Trovato morto in casa a 64 anni L’allarme dato da un amico

Giovanni Di Matteo non si è presentato all’appuntamento e non rispondeva alle ripetute telefonate Per entrare, i vigili del fuoco hanno dovuto sfondare la finestra della palazzina di via Monte Carmelo
PESCARA. Un malore improvviso e poi la morte. Ha combattuto la sua ultima battaglia da solo, Giovanni Di Matteo, 64 anni, pescarese, trovato dai soccorritori sdraiato sul letto, nella sua abitazione di via Monte Carmelo, al civico 97, in zona Silvestro.
Morte naturale, secondo le prime risultanze dei rilievi del medico legale intervenuto dopo l’intervento sul posto delle pattuglie della Volante e della Scientifica, dei vigili del fuoco e dei sanitari del 118.
A dare l’allarme alla polizia, poco dopo le 15 di ieri, è stato un amico dell’uomo che lo doveva incontrare qualche ora prima: preoccupato del fatto che Di Matteo non rispondesse al telefono, ha allertato i soccorsi. E purtroppo si sono rivelati fondati i sospetti che fosse successo qualcosa al pensionato, dopo che non si era presentato all’appuntamento. Secondo i primi rilievi del medico legale infatti, effettuati intorno alle 16, il 64enne era morto da qualche ora. Lo hanno trovato sul letto, in camera, dove presumibilmente, secondo le prime ricostruzioni degli investigatori, si era recato per riposare dopo essersi sentito male, considerando che aveva comunque avuto il tempo di vestirsi.
Per entrare nell’abitazione con il portone chiuso, una squadra di cinque vigili del fuoco, con due automezzi, ha dovuto buttare giù una finestra al primo piano della casa singola, nelle vicinanze del monastero del Carmelo. In questo modo i soccorritori e le forze di polizia intervenuti sul posto sono riusciti a entrare con la speranza di poterlo aiutare.
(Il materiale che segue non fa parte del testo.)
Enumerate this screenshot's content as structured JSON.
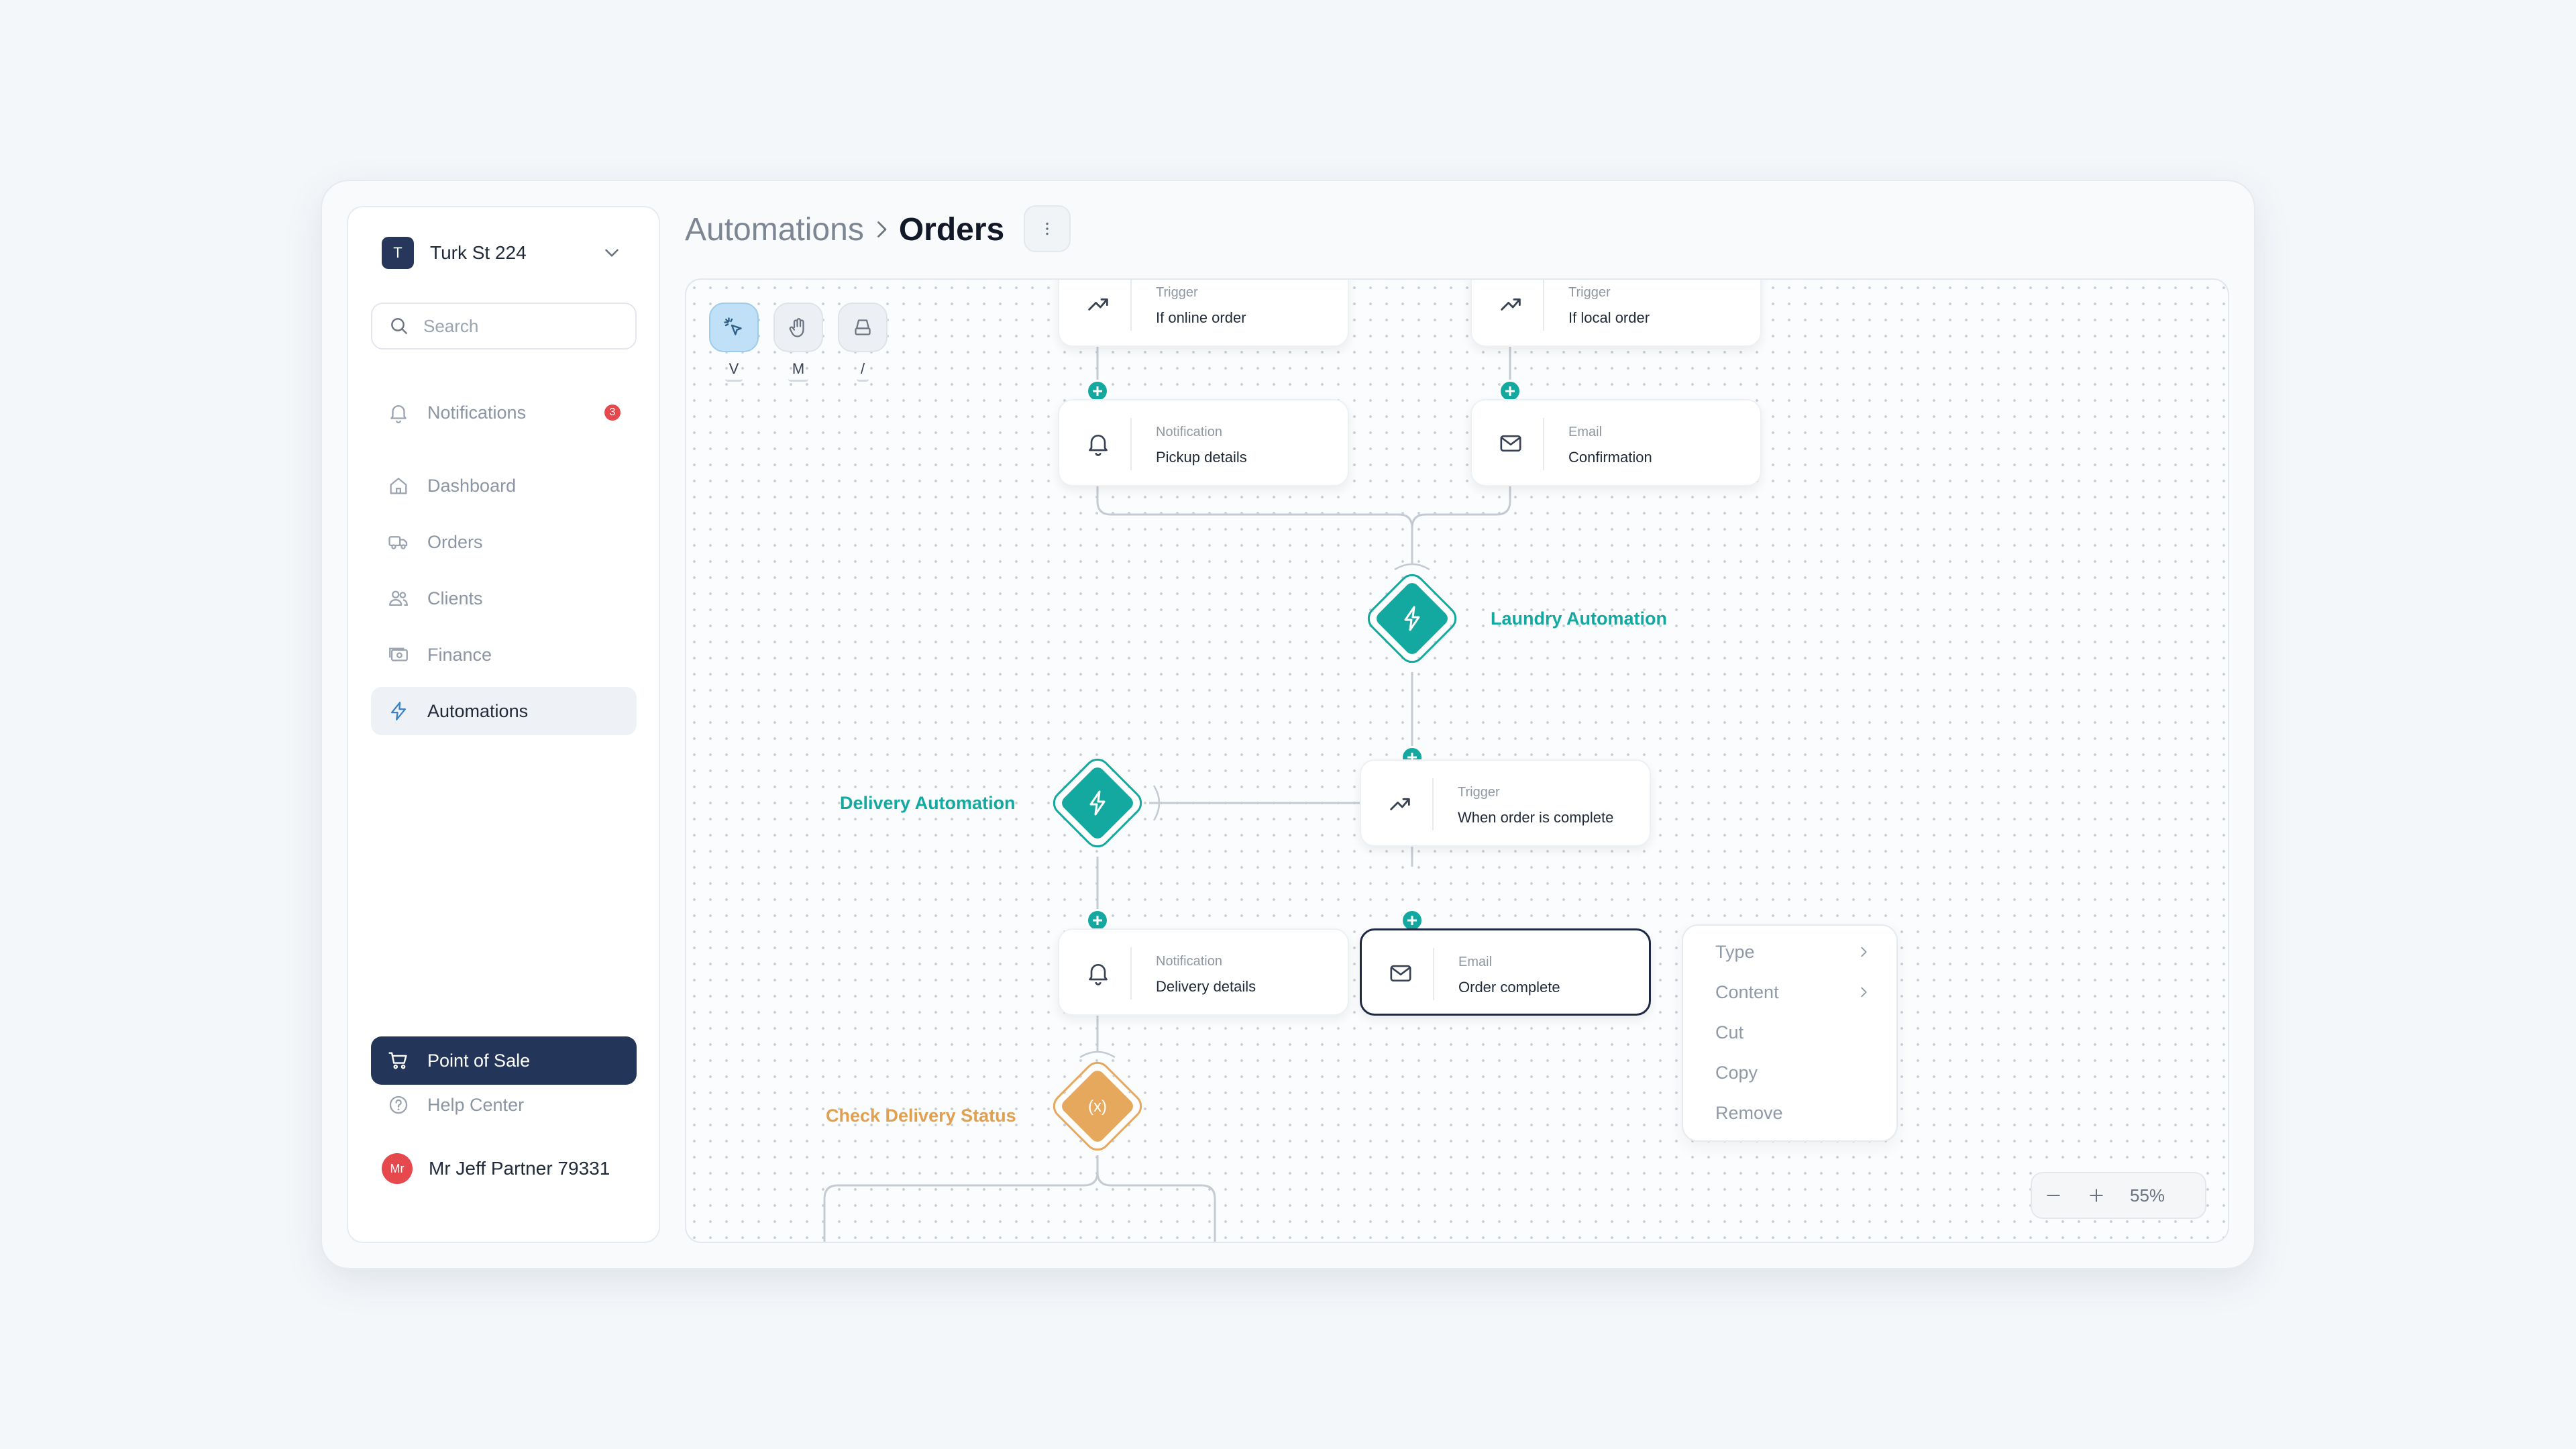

Ma non si è potuto far altro che constatare il decesso del 64enne il quale, stando a quanto ritrovato sul tavolo della cucina, aveva lasciato un termometro e un saturimetro, solitamente utilizzati per monitorare febbre e ossigenazione. Dai primi accertamenti, pare che negli ultimi tempi il 64enne avesse dei problemi di salute. Condizioni che hanno ulteriormente aggravato le preoccupazioni dell’amico che, non vedendolo arrivare all’appuntamento, più volte lo aveva chiamato al telefono prima di dare l’allarme.
La salma è stata trasferita all’obitorio dell’ospedale a disposizione del medico legale che dovrà eseguire l’autopsia.